Trois questions à Jeanne ESPINASSE, conseillère départementale de Vic-le-Comte

Ce mois-ci et pile un an après les élections départementales de 2015, j’ai souhaité vous présenter à travers mon « 3 questions à » mensuel Jeanne ESPINASSE, conseillère départementale du canton de Vic-le-Comte et seconde adjointe de la commune de Neschers.

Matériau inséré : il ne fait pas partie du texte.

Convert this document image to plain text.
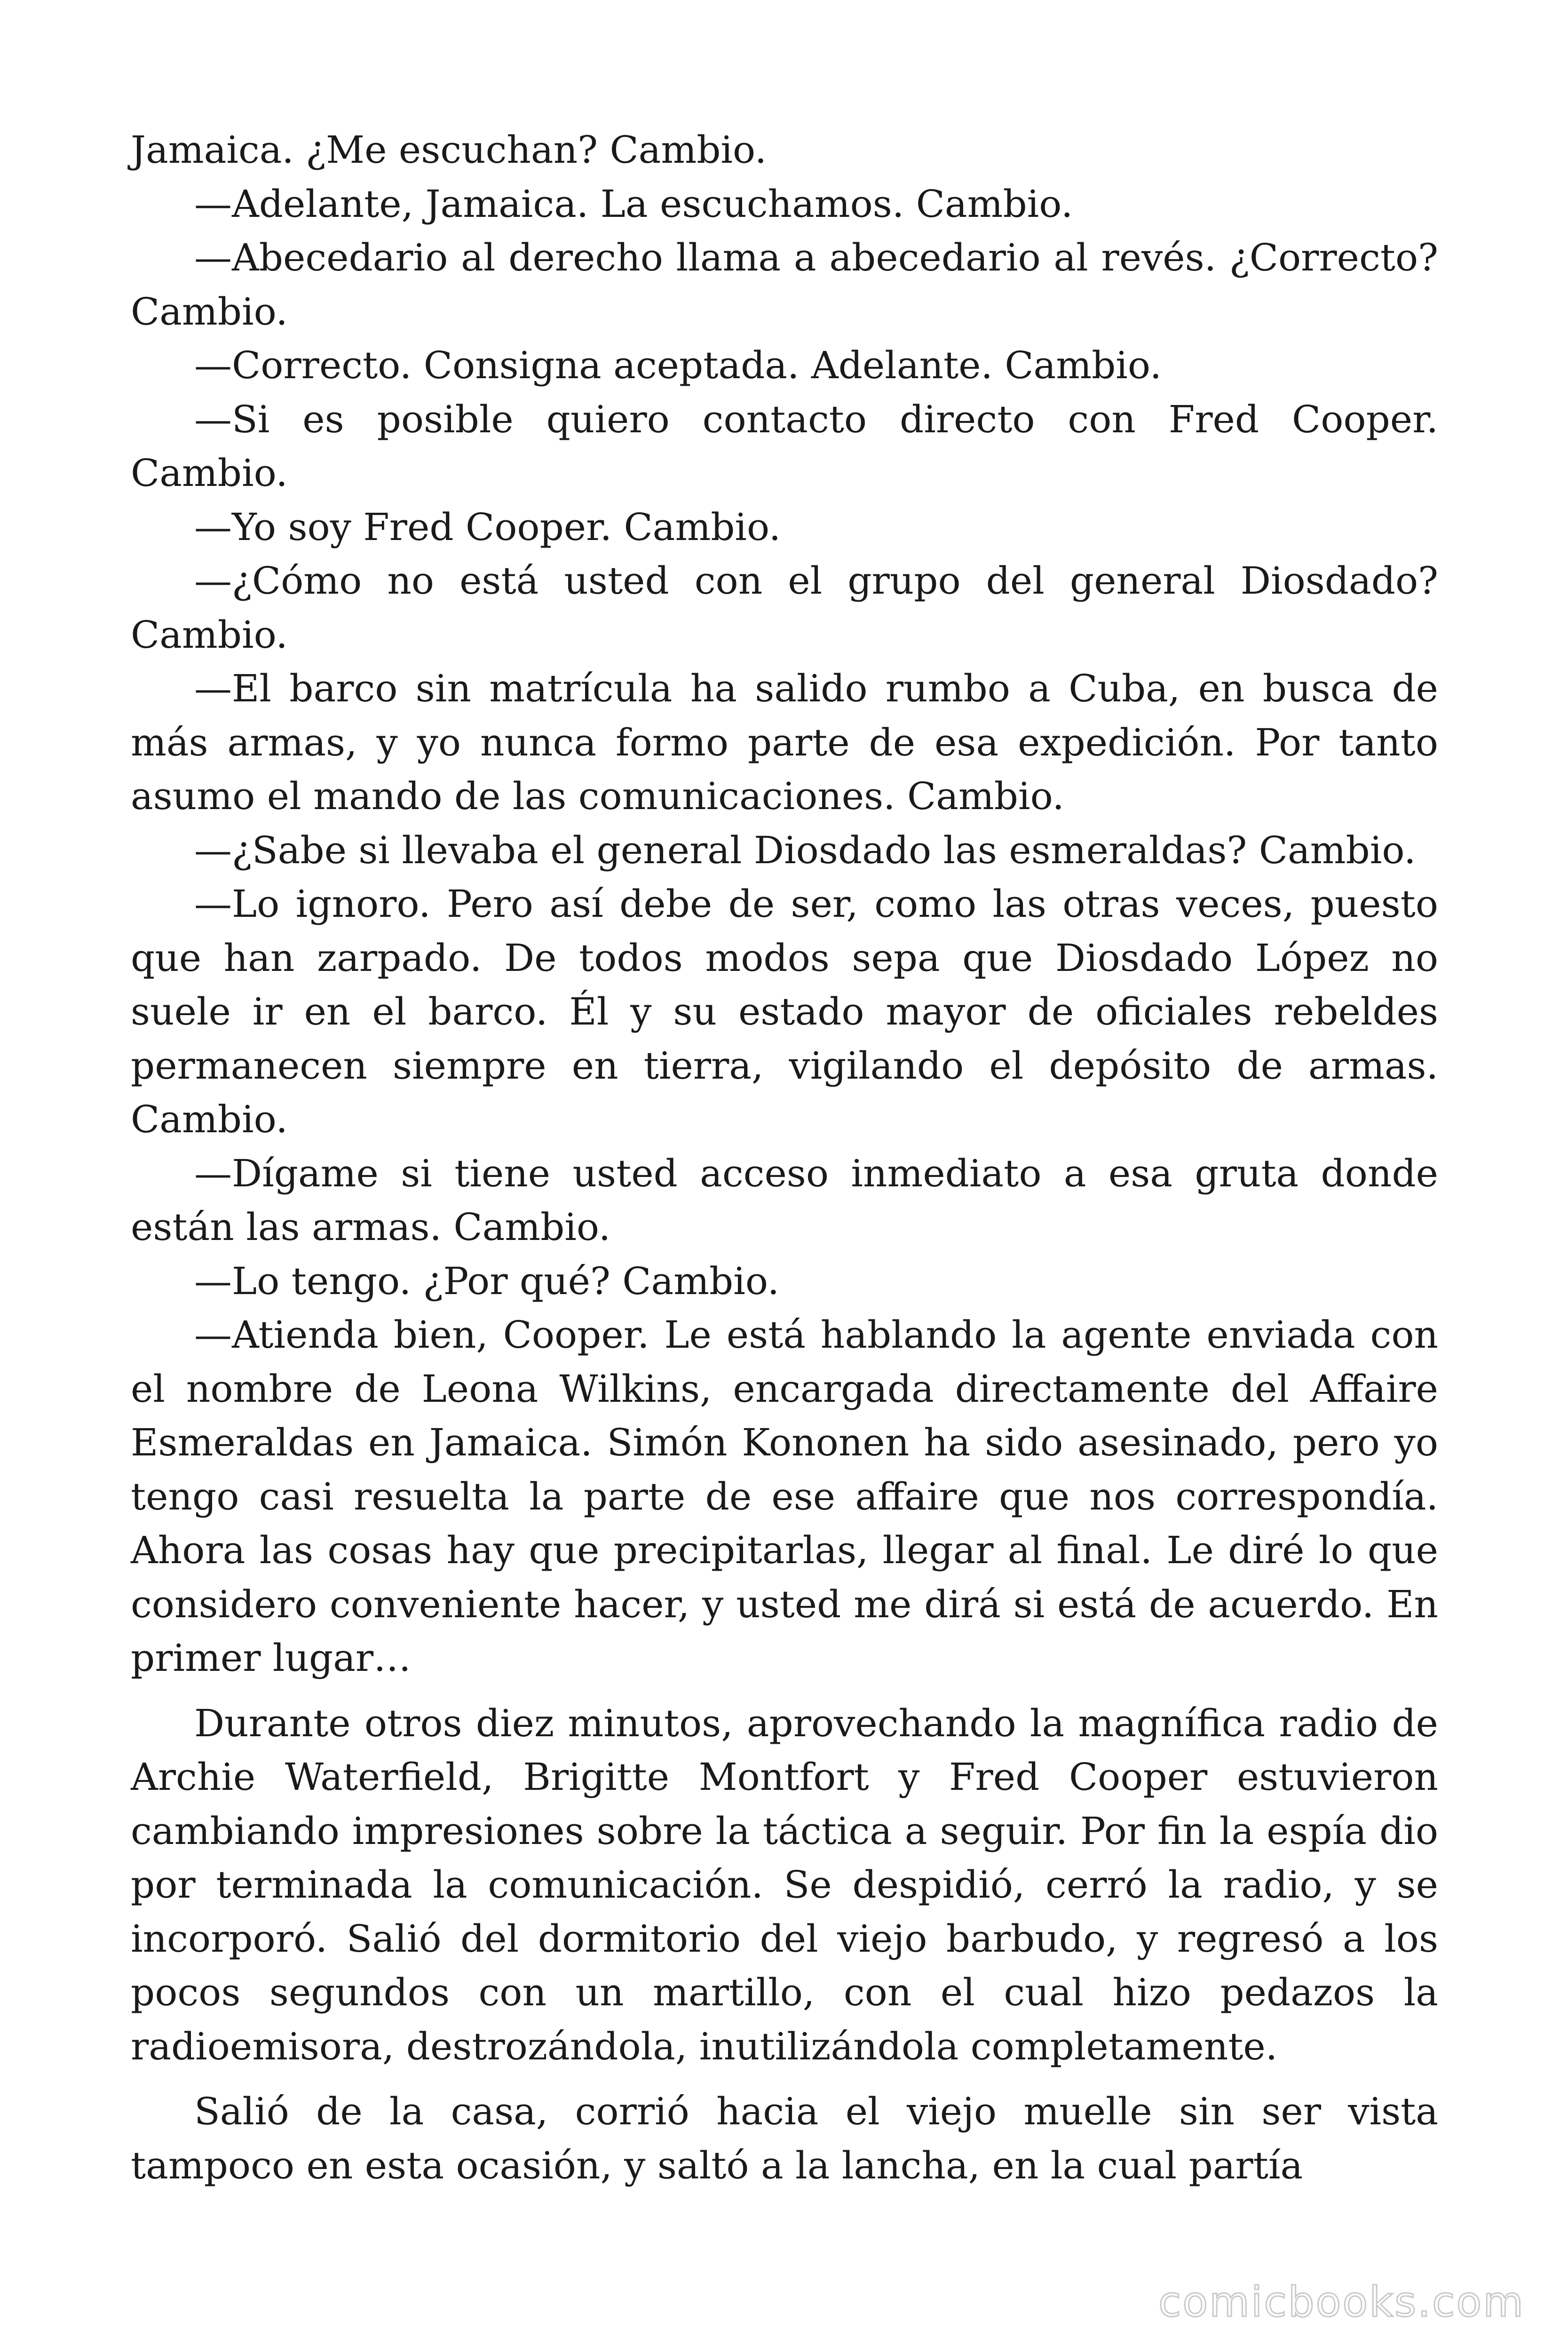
Jamaica. ¿Me escuchan? Cambio.

—Adelante, Jamaica. La escuchamos. Cambio.

—Abecedario al derecho llama a abecedario al revés. ¿Correcto? Cambio.

—Correcto. Consigna aceptada. Adelante. Cambio.

—Si es posible quiero contacto directo con Fred Cooper. Cambio.

—Yo soy Fred Cooper. Cambio.

—¿Cómo no está usted con el grupo del general Diosdado? Cambio.

—El barco sin matrícula ha salido rumbo a Cuba, en busca de más armas, y yo nunca formo parte de esa expedición. Por tanto asumo el mando de las comunicaciones. Cambio.

—¿Sabe si llevaba el general Diosdado las esmeraldas? Cambio.

—Lo ignoro. Pero así debe de ser, como las otras veces, puesto que han zarpado. De todos modos sepa que Diosdado López no suele ir en el barco. Él y su estado mayor de oficiales rebeldes permanecen siempre en tierra, vigilando el depósito de armas. Cambio.

—Dígame si tiene usted acceso inmediato a esa gruta donde están las armas. Cambio.

—Lo tengo. ¿Por qué? Cambio.

—Atienda bien, Cooper. Le está hablando la agente enviada con el nombre de Leona Wilkins, encargada directamente del Affaire Esmeraldas en Jamaica. Simón Kononen ha sido asesinado, pero yo tengo casi resuelta la parte de ese affaire que nos correspondía. Ahora las cosas hay que precipitarlas, llegar al final. Le diré lo que considero conveniente hacer, y usted me dirá si está de acuerdo. En primer lugar…

Durante otros diez minutos, aprovechando la magnífica radio de Archie Waterfield, Brigitte Montfort y Fred Cooper estuvieron cambiando impresiones sobre la táctica a seguir. Por fin la espía dio por terminada la comunicación. Se despidió, cerró la radio, y se incorporó. Salió del dormitorio del viejo barbudo, y regresó a los pocos segundos con un martillo, con el cual hizo pedazos la radioemisora, destrozándola, inutilizándola completamente.

Salió de la casa, corrió hacia el viejo muelle sin ser vista tampoco en esta ocasión, y saltó a la lancha, en la cual partía

comicbooks.com
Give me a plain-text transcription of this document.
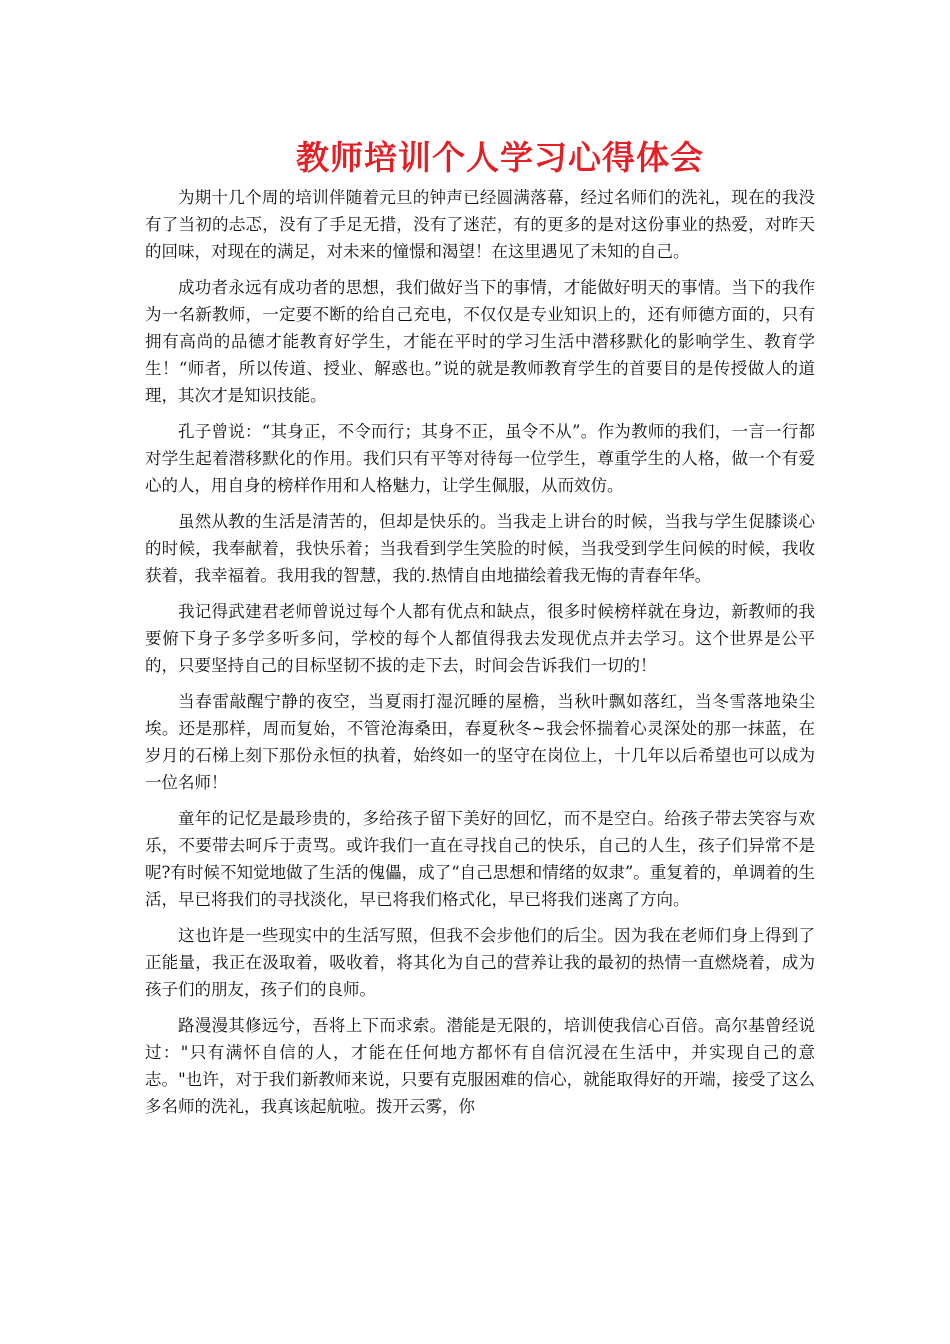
教师培训个人学习心得体会

为期十几个周的培训伴随着元旦的钟声已经圆满落幕，经过名师们的洗礼，现在的我没有了当初的忐忑，没有了手足无措，没有了迷茫，有的更多的是对这份事业的热爱，对昨天的回味，对现在的满足，对未来的憧憬和渴望！在这里遇见了未知的自己。

成功者永远有成功者的思想，我们做好当下的事情，才能做好明天的事情。当下的我作为一名新教师，一定要不断的给自己充电，不仅仅是专业知识上的，还有师德方面的，只有拥有高尚的品德才能教育好学生，才能在平时的学习生活中潜移默化的影响学生、教育学生！“师者，所以传道、授业、解惑也。”说的就是教师教育学生的首要目的是传授做人的道理，其次才是知识技能。

孔子曾说：“其身正，不令而行；其身不正，虽令不从”。作为教师的我们，一言一行都对学生起着潜移默化的作用。我们只有平等对待每一位学生，尊重学生的人格，做一个有爱心的人，用自身的榜样作用和人格魅力，让学生佩服，从而效仿。

虽然从教的生活是清苦的，但却是快乐的。当我走上讲台的时候，当我与学生促膝谈心的时候，我奉献着，我快乐着；当我看到学生笑脸的时候，当我受到学生问候的时候，我收获着，我幸福着。我用我的智慧，我的.热情自由地描绘着我无悔的青春年华。

我记得武建君老师曾说过每个人都有优点和缺点，很多时候榜样就在身边，新教师的我要俯下身子多学多听多问，学校的每个人都值得我去发现优点并去学习。这个世界是公平的，只要坚持自己的目标坚韧不拔的走下去，时间会告诉我们一切的！

当春雷敲醒宁静的夜空，当夏雨打湿沉睡的屋檐，当秋叶飘如落红，当冬雪落地染尘埃。还是那样，周而复始，不管沧海桑田，春夏秋冬~我会怀揣着心灵深处的那一抹蓝，在岁月的石梯上刻下那份永恒的执着，始终如一的坚守在岗位上，十几年以后希望也可以成为一位名师！

童年的记忆是最珍贵的，多给孩子留下美好的回忆，而不是空白。给孩子带去笑容与欢乐，不要带去呵斥于责骂。或许我们一直在寻找自己的快乐，自己的人生，孩子们异常不是呢?有时候不知觉地做了生活的傀儡，成了“自己思想和情绪的奴隶”。重复着的，单调着的生活，早已将我们的寻找淡化，早已将我们格式化，早已将我们迷离了方向。

这也许是一些现实中的生活写照，但我不会步他们的后尘。因为我在老师们身上得到了正能量，我正在汲取着，吸收着，将其化为自己的营养让我的最初的热情一直燃烧着，成为孩子们的朋友，孩子们的良师。

路漫漫其修远兮，吾将上下而求索。潜能是无限的，培训使我信心百倍。高尔基曾经说过："只有满怀自信的人，才能在任何地方都怀有自信沉浸在生活中，并实现自己的意志。"也许，对于我们新教师来说，只要有克服困难的信心，就能取得好的开端，接受了这么多名师的洗礼，我真该起航啦。拨开云雾，你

Bonne lecture !

Jeanne Espinasse - campagne départementale 2015

Jeanne Espinasse – campagne départementale 2015

  • Jeanne, tu as été élue en mars 2015 conseillère départementale du canton de Vic-le-Comte avec ton binôme Antoine DESFORGES. En quoi consiste ton mandat ? Comment s’est déroulé cette première année ?

Les conseillers départementaux interviennent sur les compétences du Département : le social, les collèges, les routes, le transport, les territoires, la culture et le sport. Nous sommes élus au suffrage universel pour un mandat de 6 ans.

 Notre rôle est triple :

  • Participation à la vie du Conseil départemental : nous siégeons lors des sessions et participons ainsi par nos interventions, propositions et nos votes à la prise de décisions et à l’orientation de la politique du Département. Chacun de nous est également membres d’une commission qui examine les dossiers avant leurs adoptions. Pour ma part, je fais partie de la 3ème commission « Finances et Infrastructures ».
  • Nous sommes les interlocuteurs privilégiés des habitants du canton de Vic-le-Comte. Nous sommes au service des citoyens en écoutant et répondant aux administrés au travers de nos permanences et visites régulières dans les communes. Cela nous permet de prendre en compte les problématiques que rencontrent les citoyens et d’orienter l’action départementale en fonction.
  • Nous participons à la vie locale. Nous avons établi une relation de confiance et de proximité avec les élus locaux. Nous les accompagnons dans la mise en place de leurs projets, notamment en sollicitant l’appui des services et organismes associés au Département. Nous avons instauré une réunion cantonale (regroupant l’ensemble des Maires du Canton, les représentants des services du Département, Le Président du Conseil départemental et le Député de la circonscription) pour faciliter la recherche de solutions communes aux problèmes rencontrés. Nous participons également à la vie des associations locales en étant présents lors des manifestations et en les soutenant financièrement au travers de la DALD (1).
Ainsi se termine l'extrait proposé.